The steps to evaluate an agreement for a service instance are:

  1. Create an sla-agreement CIMI resource using the excerpt above as template. Add as many guarantees as operations you need to observe, and set the guarantee name to the COMPSs name of the operation (qualified class name ‘.’ method name). Take note of the agreement ID auto generated by CIMI.
  2. Start the service instance through the Lifecycle Manager passing the agreement ID as parameter. The Lifecycle Manager also starts the agreement assessment.
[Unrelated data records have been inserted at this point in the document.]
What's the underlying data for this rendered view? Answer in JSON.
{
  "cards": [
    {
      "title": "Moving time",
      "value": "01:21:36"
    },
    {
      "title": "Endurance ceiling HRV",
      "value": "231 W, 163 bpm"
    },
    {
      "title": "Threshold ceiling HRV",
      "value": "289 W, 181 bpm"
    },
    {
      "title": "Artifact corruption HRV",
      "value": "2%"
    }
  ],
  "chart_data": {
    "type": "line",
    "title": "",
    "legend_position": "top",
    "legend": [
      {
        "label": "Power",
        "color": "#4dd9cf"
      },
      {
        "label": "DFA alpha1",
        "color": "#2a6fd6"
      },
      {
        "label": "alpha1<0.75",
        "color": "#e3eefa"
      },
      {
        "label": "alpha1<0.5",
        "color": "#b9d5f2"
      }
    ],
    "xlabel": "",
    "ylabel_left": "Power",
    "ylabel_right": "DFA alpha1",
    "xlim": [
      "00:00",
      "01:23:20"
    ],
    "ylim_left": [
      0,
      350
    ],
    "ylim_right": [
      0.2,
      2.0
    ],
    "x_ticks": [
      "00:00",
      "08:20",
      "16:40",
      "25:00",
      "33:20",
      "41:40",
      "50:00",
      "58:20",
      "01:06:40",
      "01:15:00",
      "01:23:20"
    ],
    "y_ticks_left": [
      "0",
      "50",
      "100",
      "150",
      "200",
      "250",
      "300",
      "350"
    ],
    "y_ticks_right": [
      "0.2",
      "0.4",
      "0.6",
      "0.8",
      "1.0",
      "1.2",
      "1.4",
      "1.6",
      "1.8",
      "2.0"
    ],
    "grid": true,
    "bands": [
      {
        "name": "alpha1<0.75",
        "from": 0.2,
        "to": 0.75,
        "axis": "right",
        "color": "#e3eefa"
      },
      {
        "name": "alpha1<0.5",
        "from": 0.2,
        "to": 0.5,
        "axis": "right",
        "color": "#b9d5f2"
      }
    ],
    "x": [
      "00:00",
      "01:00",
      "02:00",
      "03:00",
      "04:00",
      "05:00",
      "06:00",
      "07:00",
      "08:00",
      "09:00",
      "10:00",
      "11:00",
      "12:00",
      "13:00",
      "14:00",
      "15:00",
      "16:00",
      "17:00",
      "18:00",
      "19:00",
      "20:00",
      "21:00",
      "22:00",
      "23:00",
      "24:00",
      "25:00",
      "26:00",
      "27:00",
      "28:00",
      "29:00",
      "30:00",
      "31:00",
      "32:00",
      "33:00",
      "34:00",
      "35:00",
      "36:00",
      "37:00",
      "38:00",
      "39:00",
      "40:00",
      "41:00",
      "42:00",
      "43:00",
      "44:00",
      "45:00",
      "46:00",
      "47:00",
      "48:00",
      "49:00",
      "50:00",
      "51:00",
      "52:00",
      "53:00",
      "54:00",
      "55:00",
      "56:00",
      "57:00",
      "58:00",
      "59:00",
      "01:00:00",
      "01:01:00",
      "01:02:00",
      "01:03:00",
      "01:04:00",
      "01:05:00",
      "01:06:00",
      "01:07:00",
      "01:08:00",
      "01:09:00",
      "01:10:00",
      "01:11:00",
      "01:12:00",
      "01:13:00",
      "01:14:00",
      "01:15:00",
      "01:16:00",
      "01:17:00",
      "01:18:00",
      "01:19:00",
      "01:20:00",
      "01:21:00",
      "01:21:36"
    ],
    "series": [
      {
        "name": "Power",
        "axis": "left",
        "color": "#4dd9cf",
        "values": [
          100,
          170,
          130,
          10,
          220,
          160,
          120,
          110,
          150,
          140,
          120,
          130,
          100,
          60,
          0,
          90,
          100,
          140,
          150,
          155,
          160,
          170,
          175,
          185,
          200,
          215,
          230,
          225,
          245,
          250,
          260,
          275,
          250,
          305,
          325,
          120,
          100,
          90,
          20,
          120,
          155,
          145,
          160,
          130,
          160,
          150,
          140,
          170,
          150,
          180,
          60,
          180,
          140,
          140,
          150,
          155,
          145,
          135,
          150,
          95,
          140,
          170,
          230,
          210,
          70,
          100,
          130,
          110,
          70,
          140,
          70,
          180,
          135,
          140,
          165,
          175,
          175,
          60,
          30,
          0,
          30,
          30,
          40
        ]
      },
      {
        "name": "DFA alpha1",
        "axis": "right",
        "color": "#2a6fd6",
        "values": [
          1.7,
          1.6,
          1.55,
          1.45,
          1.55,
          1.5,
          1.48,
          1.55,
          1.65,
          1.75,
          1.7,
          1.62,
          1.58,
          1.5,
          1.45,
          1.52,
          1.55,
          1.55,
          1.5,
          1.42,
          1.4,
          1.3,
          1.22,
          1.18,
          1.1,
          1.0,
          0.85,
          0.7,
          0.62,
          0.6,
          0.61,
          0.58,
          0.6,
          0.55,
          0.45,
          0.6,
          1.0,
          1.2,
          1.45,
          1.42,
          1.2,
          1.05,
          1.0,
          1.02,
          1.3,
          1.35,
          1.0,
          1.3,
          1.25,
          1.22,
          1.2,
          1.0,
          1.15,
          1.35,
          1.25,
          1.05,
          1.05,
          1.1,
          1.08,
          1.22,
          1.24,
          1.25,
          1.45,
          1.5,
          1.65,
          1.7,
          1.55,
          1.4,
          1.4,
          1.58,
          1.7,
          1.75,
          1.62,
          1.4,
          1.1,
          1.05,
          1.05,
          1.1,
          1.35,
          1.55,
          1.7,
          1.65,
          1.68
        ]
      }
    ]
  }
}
Alternatively, you can manually update the agreement field of an existing service instance and update the status field to “started” of the corresponding agreement resource.
  3. Once the service is started, instances of the sla-violation resource are created if any guarantee term is not fulfilled.

Check QoS provider

Before to check the QoS of a specific service, some previous steps are required.

  1. Submit an Agreement:
  cat >agreement.json <<EOF
  {
  "name": "AGREEMENT 1",
  "state": "started",
  "details":{
      "id": "agreement",
      "type": "agreement",
      "name": "AGREEMENT 1",
      "provider": { "id": "mf2c", "name": "mF2C Platform" },
      "client": { "id": "c02", "name": "A client" },
      "creation": "2018-01-16T17:09:45.01Z",
      "expiration": "2019-01-17T17:09:45.01Z",
      "guarantees": [
            {
              "name": "TestGuarantee",
              "constraint": "execution_time < 10.0"
            }
            ]
    }
}
  EOF
  curl -XPOST -k https://cimi/api/agreement -d @agreement.json -H "Content-type: application/json" -H 'slipstream-authn-info: super ADMIN'
  1. Submit a Service Instance specifying the <service-id> and the <agreement-id>:
  cat >service-instance.json <<EOF
  {
  "service" : "service/<service-id>",
  "status" : "not-defined",
  "agreement" : "agreement/<agreement-id>",
  "agents" : [ {
    "agent" : {
      "href" : "agent/default-value"
    },
    "allow" : true,
    "ports" : [ 46100, 46101, 46102, 46103 ],
    "status" : "not-defined",
    "agent_param" : "not-defined",
    "url" : "192.168.252.41",
    "container_id" : "-",
    "master_compss" : true,
    "num_cpus" : 7
  } ],
  "user" : "testuser"
}
  EOF
  curl -XPOST -k https://cimi/api/service-instance -d @service-instance.json -H "Content-type: application/json" -H 'slipstream-authn-info: super ADMIN'
  1. Submit a Service Operation Report specifying the <service-instance-id>:
  cat >service-operation-report.json <<EOF
  {
    "serviceInstance": {"href": "service-instance/<service-instance-id>"},
    "operation": "TestGuarantee",
    "execution_time": 50.0
}
  EOF
  curl -XPOST -k https://cimi/api/service-operation-report -d @service-operation-report.json -H "Content-type: application/json" -H 'slipstream-authn-info: super ADMIN'

Finally, check the QoS of a service instance specifying the id:

curl -XGET http://service-manager:46200/api/service-management/qos/<service-instance-id>

As a result of the operation, the service instance will be returned.